The city is in the middle of a “humanitarian crisis,” Fabien Levy, a spokesman for Mayor Eric Adams, said in a statement Friday evening, adding: “We are opening emergency shelters and respite centers daily, but we are out of space. We will continue to communicate with local elected officials as we open more emergency sites.”

New York City, which is the only major U.S. city with a “right-to-shelter” law, has struggled to house the influx of migrants who have been bused from states like Texas since last year. Mr. Adams has proposed, pivoted from and implemented many options for housing migrants over the past year, even considering placing people on a cruise ship docked in Staten Island.

Earlier this week, Mr. Adams used an executive order to temporarily suspend some of the rules related to its longstanding guarantee to shelter anyone who needs it, including those that require that families be placed in private rooms with bathrooms and kitchens and those that guide how quickly people must be placed in shelters.

“This is not a decision taken lightly,” Mr. Levy said in a statement Wednesday night. “And we will make every effort to get asylum seekers into shelter as quickly as possible, as we have done since Day 1.”

Increasingly frustrated in recent months, the mayor has criticized President Biden and pushed for federal emergency aid.

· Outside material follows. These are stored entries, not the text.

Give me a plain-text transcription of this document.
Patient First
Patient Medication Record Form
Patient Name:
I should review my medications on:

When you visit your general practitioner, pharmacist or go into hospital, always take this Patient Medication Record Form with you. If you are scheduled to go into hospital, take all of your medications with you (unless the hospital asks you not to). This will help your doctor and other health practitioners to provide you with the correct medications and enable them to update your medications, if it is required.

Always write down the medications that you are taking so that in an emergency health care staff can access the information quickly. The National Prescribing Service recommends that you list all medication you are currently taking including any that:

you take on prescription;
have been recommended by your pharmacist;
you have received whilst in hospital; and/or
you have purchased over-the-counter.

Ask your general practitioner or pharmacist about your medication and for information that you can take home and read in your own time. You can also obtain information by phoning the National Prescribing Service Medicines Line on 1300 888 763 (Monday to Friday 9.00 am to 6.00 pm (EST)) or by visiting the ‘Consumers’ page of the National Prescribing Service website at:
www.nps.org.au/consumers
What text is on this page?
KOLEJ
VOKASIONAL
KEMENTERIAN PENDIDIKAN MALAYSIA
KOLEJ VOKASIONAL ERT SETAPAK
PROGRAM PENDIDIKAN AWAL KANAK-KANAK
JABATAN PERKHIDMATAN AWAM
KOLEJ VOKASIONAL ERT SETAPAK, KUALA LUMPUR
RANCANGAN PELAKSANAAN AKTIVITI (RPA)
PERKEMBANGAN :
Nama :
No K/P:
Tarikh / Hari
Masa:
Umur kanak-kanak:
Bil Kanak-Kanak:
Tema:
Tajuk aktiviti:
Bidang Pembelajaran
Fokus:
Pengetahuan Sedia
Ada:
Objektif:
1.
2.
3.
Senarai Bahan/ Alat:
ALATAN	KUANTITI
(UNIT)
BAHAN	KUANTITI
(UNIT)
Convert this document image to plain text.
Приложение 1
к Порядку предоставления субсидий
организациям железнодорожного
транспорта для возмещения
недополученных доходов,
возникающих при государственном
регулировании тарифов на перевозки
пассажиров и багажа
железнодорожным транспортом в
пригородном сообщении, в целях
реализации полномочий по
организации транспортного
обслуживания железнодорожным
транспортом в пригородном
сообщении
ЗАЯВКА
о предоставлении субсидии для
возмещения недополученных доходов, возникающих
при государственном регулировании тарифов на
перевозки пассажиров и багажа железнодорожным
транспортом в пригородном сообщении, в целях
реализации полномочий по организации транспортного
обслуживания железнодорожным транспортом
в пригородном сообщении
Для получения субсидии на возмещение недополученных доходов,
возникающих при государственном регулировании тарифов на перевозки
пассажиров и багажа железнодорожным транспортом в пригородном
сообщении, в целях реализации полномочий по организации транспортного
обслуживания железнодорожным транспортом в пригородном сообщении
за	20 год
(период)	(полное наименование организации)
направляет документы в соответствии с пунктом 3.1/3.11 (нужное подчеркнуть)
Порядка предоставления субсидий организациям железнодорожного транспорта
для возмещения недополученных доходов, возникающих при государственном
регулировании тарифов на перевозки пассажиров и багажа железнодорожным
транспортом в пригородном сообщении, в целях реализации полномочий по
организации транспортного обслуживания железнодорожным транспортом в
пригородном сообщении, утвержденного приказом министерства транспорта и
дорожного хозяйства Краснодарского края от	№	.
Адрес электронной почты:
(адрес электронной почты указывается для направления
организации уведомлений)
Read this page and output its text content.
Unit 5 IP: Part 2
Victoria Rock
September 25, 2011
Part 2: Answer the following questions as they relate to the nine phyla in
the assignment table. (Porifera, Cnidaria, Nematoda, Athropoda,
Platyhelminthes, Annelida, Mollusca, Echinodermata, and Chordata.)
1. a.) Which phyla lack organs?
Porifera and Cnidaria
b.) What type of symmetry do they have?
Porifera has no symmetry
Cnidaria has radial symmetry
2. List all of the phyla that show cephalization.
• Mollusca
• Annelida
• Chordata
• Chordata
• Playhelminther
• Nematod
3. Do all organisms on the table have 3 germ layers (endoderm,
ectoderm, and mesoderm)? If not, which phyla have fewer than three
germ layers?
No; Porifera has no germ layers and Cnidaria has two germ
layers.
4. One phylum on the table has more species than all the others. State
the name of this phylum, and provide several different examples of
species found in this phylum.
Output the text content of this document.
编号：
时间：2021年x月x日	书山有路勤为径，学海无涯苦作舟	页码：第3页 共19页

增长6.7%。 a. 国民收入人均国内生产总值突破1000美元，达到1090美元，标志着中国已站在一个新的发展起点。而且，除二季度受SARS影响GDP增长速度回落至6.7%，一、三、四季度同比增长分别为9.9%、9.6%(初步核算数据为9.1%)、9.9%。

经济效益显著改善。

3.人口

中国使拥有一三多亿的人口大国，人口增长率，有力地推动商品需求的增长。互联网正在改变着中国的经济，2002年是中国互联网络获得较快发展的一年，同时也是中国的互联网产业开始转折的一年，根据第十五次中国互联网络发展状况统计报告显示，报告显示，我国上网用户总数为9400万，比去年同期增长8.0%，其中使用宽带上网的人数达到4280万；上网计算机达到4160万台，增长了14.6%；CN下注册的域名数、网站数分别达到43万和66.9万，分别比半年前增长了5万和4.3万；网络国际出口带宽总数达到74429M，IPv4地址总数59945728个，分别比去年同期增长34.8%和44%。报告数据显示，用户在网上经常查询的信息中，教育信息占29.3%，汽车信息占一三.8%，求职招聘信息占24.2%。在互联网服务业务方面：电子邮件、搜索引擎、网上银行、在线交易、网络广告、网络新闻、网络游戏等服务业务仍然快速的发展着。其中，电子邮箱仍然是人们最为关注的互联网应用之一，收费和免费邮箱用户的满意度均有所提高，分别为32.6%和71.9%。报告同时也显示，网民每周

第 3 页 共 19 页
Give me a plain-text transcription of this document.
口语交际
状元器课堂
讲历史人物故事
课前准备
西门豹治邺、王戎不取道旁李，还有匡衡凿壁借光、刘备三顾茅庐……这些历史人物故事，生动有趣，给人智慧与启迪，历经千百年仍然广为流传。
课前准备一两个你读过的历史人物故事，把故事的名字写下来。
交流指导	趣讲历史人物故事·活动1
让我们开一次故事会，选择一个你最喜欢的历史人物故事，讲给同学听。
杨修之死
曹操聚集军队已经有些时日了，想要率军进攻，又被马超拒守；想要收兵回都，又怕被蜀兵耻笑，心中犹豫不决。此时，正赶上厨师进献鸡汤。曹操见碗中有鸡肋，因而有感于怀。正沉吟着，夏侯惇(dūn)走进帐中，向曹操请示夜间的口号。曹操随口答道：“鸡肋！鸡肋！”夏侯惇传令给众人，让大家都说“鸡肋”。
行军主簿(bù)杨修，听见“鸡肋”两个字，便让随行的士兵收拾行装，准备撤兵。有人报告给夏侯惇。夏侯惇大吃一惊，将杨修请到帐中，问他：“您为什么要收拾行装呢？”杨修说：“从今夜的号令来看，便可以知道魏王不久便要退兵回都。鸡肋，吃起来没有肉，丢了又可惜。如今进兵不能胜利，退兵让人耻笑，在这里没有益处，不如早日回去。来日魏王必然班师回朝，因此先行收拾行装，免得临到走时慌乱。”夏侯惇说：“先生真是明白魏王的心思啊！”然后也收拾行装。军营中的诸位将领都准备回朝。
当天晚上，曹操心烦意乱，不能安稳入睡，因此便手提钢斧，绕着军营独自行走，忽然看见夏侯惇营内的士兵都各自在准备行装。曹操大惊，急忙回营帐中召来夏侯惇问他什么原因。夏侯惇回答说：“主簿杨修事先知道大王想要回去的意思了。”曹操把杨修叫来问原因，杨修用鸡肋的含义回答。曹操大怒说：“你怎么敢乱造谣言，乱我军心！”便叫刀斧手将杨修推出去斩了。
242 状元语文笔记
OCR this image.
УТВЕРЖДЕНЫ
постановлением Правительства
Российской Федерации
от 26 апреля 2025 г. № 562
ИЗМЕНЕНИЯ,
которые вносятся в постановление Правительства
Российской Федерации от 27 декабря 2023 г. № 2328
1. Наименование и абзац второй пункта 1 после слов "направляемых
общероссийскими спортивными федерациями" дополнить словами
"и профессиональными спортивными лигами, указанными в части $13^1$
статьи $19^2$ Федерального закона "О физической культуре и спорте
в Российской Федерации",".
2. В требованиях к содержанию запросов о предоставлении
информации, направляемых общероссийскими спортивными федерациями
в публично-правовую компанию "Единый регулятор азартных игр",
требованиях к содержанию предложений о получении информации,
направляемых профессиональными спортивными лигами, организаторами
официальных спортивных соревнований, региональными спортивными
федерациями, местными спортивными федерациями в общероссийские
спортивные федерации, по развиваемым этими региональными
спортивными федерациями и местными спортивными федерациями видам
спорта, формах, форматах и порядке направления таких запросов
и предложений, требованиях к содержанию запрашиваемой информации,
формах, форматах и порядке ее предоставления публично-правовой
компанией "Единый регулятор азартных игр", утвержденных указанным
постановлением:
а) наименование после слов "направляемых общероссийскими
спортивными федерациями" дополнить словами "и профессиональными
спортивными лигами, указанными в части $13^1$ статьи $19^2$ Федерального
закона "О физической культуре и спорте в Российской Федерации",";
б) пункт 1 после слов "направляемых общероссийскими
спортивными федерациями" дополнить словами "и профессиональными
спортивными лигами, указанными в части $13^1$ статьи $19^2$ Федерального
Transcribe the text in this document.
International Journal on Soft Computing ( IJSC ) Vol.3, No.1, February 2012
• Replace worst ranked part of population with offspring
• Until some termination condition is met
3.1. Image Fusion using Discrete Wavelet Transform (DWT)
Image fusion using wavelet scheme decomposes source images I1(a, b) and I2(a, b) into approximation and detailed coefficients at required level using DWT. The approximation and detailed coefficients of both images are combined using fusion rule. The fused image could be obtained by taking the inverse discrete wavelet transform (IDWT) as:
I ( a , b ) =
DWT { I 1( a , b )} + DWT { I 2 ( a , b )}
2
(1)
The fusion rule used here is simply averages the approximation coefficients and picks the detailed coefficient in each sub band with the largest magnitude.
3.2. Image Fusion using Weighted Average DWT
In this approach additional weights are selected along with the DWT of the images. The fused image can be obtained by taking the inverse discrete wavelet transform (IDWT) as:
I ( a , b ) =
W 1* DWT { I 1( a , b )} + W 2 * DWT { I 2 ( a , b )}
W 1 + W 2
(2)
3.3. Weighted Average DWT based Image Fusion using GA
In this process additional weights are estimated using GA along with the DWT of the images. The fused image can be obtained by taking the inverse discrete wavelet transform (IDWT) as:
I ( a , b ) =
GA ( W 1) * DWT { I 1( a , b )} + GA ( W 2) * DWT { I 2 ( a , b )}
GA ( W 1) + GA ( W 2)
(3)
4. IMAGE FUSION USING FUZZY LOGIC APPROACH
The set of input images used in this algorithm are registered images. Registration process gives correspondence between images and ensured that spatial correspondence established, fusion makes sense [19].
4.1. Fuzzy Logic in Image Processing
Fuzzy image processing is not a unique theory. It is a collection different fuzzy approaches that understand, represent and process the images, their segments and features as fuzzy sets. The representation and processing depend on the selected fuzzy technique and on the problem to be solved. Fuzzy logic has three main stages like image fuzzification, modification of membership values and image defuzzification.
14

Earlier this month, Mr. Adams said the city was projecting that it would spend $4.3 billion over the next two fiscal years to cover the costs of the migrant influx and that roughly 37 percent of that was likely to be covered by the state and federal governments.

As the mayor desperately seeks places to house the migrants who are expected to arrive in the city, he also announced plans to begin busing migrants to other counties in the state, setting off a clash with other leaders. On Sunday, he told city leaders to send him a list of all facilities with enough space to accommodate large numbers of migrants.

In an hourslong call on Thursday with more than 100 officials from across the state, Mr. Adams heard complaints that he was not working effectively, adding to criticisms that he had not planned well for a problem he himself had been warning about for the past year.